Bir taraf bir “şey” yapınca, o şeye siyaseten değer veren insanlar bunu takdir ediyor. Peki diğer taraftaki siyasetçiler bu şeyi ölümüne eleştirince ne oluyor? O şeye taraf olan, değer veren seçmen otomatik olarak düşman mevzisine itilmiş oluyor. O seçmenin oyuna talipken böyle siyasi bir stratejiyle nasıl o seçmenden oy alınabilir ki? Seçmenin değer verdiği, savunduğu şeylere saldırarak, o seçmen karşı cepheye zorla itilmiş oluyor. Belki o seçmenin haleti ruhiyesinden ötürü -örneğin ekonomik sebepler- siyasi tercihleri şu yada bu nedenlerle değişime meyilliyken, onunla konuşmak için tercih edilen siyasi dil ile o seçmen bulunduğu mevziye konsolide ediliyor. Kelimenin tam anlamıyla o seçmen bulunduğu mevziye mıhlanıyor. Mesela bir siyasi mevziden bir “ürün” yapıldı. Seçmen de buna teveccüh gösterdi. Şayet diğer bir mevzideysen ve o seçmenin oyuna talip olunacaksa “evet bu yapılan güzel bir şey ama yetersiz biz şu şu şu yollarla onun daha da iyisini yapacağız” tarzı bir söylemle muhatap alınan ve o yapılan işi kendi dünyasında savunan seçmeni de kapsayacak bir strateji güdülmeli değil mi? Söylemlerle yapılan şeyi ilerletme ve böylece seçmeni kendi tarafına çekmeye çalışmak yerine zaten onun teveccüh ettiği şeye saldırarak seçmenin bulunduğu noktaya konsolide edildiğinin ve oraya zorla mıhlanıldığının farkına varılmalı. Siyaset sadece kötülemek değildir. Seçmenin değer verdiği, kabul ettiği iyi şeyleri takdir edip bunun daha iyisine layık olduğunu ve bunun da yapılacağını ilan etmek gerekir. Başka nedenlerin yanında Türk siyasetinin tıkanmasının, ilerlememesinin bir nedeni de siyasetin gittikçe katlanılmaz olan dil tercihinde yatmaktadır. Türkiye’deki siyasi mevzilerin komuta kademesi etki alanını genişletip içerecek bir üslup yerine etki alanını daraltacak, dışarıda tutacak bir üslup kullanıyorlar. Türk siyasetinin dili değişmeli. Kelimelerimiz değişince dünyamızda değişiyor çünkü…

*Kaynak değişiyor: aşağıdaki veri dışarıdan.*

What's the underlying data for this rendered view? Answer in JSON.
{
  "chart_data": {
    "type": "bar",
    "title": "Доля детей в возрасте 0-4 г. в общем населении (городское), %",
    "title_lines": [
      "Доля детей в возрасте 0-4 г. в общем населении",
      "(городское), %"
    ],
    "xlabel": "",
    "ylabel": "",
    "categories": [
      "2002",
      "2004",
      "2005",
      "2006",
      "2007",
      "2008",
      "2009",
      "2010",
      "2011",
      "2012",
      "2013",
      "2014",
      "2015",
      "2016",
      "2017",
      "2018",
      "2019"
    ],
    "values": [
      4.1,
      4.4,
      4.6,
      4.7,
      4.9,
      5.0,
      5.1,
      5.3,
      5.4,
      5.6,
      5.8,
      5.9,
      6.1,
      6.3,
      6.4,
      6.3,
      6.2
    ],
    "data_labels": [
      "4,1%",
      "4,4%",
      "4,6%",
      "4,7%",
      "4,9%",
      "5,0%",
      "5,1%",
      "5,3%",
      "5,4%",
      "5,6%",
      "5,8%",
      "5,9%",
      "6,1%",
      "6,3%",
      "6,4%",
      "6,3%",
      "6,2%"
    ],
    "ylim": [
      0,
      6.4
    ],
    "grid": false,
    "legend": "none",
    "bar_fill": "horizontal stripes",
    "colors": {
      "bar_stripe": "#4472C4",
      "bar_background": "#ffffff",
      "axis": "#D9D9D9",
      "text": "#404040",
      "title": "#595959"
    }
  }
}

Zamanında dervişin biri çarşıdaki dükkanında bal satıyormuş. Ama işleri hiç iyi değilmiş. Bir gün durumu hocasına anlatmış. Demiş ki “işlerim hiç iyi değil, hiç bal satamıyorum ama yanımdaki komşum sirke satmasına rağmen işleri çok iyi. Ne yapabilirim?” Hoca ben çarşıya uğrayıp bakarım bir ara demiş ve öğrencisinden habersiz çarşıya uğrayıp onun ve komşusunun ticaretini uzaktan izlemiş bir müddet. Tabi meseleyi anlamış. Derviş tatlı balı acı bir yüzle satarken komşusu acı sirkeyi tatlı dil ve güler yüzle satıyormuş.
Siyasetçilerin yaptığını yapmayalım. Türk siyasetinin muhatabı olan bu toplumun üyeleri olarak bizler birbirimize biraz hata payı bırakalım. Birbirimizi sevmek, birbirimize saygı duymak zorundayız. Bu vatanı yaşanılır kılacak olan yine bizleriz. Birbirimize tahammül etmek zorundayız. Kimse kendisi kusursuz değilken başkasından kusursuz olmasını beklememeli vesselam.